Erling Strand, who led the 1984 campaign, had been methodical about establishing baseline conditions before drawing conclusions. The first task was confirmation: were the lights physically real in the sense of being detectable by instruments that did not depend on human perception? The answer came quickly. Radar returns matched visual sightings. The lights were there.

Radar, speed, and the problem of invisibility

Radar data produced results that sit awkwardly with most natural explanations. On several occasions, a light visible to observers disappeared — and the radar echo continued for more than two hours. Whatever produced the visual phenomenon was not the only thing the instruments were tracking. Something with radar reflectivity persisted after the optical emission ended.

Movement speeds measured by radar reached eight kilometres per second in some events. The fastest reliable estimate is approximately 30,000 kilometres per hour. These figures are not errors or instrument artefacts; they are consistent across multiple measurement runs. There are also stationary hover events and slow oscillatory events. The same valley, the same geological substrate, appears to produce phenomena at very different scales of behaviour.

The spectral finding

The most important single result from Hessdalen instrumentation is the optical spectrum. The spectrum is continuous. There are no spectral lines.

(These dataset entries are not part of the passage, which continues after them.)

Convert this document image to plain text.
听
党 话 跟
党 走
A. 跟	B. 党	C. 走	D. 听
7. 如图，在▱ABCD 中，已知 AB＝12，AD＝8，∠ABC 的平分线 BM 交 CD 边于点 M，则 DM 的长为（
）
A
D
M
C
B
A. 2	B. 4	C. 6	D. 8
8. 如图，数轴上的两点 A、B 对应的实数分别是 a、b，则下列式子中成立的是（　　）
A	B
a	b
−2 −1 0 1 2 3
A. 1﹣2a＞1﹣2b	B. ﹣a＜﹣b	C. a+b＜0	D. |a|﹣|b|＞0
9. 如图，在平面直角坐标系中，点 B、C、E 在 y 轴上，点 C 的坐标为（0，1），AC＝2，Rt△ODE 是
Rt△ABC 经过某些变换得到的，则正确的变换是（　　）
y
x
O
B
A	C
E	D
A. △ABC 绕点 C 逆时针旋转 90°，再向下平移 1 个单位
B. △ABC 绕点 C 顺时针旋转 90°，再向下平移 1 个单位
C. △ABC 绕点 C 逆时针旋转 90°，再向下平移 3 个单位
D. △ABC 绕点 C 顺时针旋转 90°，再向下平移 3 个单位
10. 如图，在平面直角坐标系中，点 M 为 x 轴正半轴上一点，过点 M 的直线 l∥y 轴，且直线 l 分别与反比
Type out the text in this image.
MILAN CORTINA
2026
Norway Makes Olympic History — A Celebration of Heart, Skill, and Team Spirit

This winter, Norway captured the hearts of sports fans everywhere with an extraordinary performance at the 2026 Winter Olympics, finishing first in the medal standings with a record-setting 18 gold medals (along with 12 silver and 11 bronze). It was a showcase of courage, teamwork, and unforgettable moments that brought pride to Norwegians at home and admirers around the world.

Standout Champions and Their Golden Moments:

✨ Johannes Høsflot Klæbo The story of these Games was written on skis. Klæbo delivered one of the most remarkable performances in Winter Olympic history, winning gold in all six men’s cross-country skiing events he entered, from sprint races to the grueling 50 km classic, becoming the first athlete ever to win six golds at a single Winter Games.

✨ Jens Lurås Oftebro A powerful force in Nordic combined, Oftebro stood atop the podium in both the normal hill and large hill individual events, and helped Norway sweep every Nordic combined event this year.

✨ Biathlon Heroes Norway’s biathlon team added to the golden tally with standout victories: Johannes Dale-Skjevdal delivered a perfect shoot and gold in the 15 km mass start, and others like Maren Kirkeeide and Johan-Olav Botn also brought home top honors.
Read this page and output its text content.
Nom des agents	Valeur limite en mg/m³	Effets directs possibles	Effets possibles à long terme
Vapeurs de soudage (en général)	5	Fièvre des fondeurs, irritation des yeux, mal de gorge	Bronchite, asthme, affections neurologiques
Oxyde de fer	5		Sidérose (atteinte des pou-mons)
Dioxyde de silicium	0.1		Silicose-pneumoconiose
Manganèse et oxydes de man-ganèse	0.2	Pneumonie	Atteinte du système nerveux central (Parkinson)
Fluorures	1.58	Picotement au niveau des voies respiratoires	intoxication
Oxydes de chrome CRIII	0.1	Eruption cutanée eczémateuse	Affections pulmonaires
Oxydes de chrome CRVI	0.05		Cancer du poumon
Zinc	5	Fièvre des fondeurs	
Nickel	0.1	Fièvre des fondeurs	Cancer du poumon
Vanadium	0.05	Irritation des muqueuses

This matters because spectral lines are the signature of combustion and of specific gas emissions. A burning chemical leaves a line spectrum — characteristic bright or dark lines at specific wavelengths. The Hessdalen lights produce nothing of the kind. The spectrum resembles plasma emission or stellar photospheric radiation, not combustion.

The estimated surface temperature, derived from the spectral data, is approximately 5,000 Kelvin — roughly comparable to the surface of the sun. Most of the energy is radiated in the ultraviolet range, which means the visible light is a fraction of the total output.

Chemical analysis detected hydrogen, oxygen, and nitrogen — consistent with ionised air — alongside silicon, iron, scandium, and titanium. The last four are consistent with airborne particulate matter from the valley’s ore deposits. Both components need to be explained; most theories account for one better than the other.

The laser experiment

In 1984, researchers directed a laser beam at an active light. In eight of nine attempts, the flashing frequency of the light doubled.

I want to be careful here. This result implies that the phenomenon responds to an external electromagnetic stimulus. I am not prepared to say what that means beyond the data itself. But it is not a result that any straightforward natural explanation currently accounts for, and it has not been explained away.

Later campaigns and the EMBLA project

The 1984 campaign established the infrastructure; subsequent work deepened the record. The automated measurement station installed in 1998 provides continuous monitoring. The EMBLA Project (2000–2002), a collaboration between Østfold University College and the Istituto di Radioastronomia in Bologna, added radio and radar data from Italian instrumentation. Bjørn Gitle Hauge’s 2010 paper in Acta Astronautica represents the most complete single-source summary of the spectral and radar record.

The 2024 VLF electromagnetic survey by Vargemezis and colleagues adds subsurface data: very low frequency signals indicating electrically active geological structures beneath the valley floor. This is new. It changes what we know about the substrate, without yet changing the conclusion that no unified model accounts for all the observed behaviour.

One observation for a later piece: the continuous spectrum and the rapid movement characteristics described above bear some resemblance to descriptions in historical accounts of mass light sightings in Central Europe. This is a thread I intend to follow separately. I am noting it here only because the spectral data is where the comparison has any traction.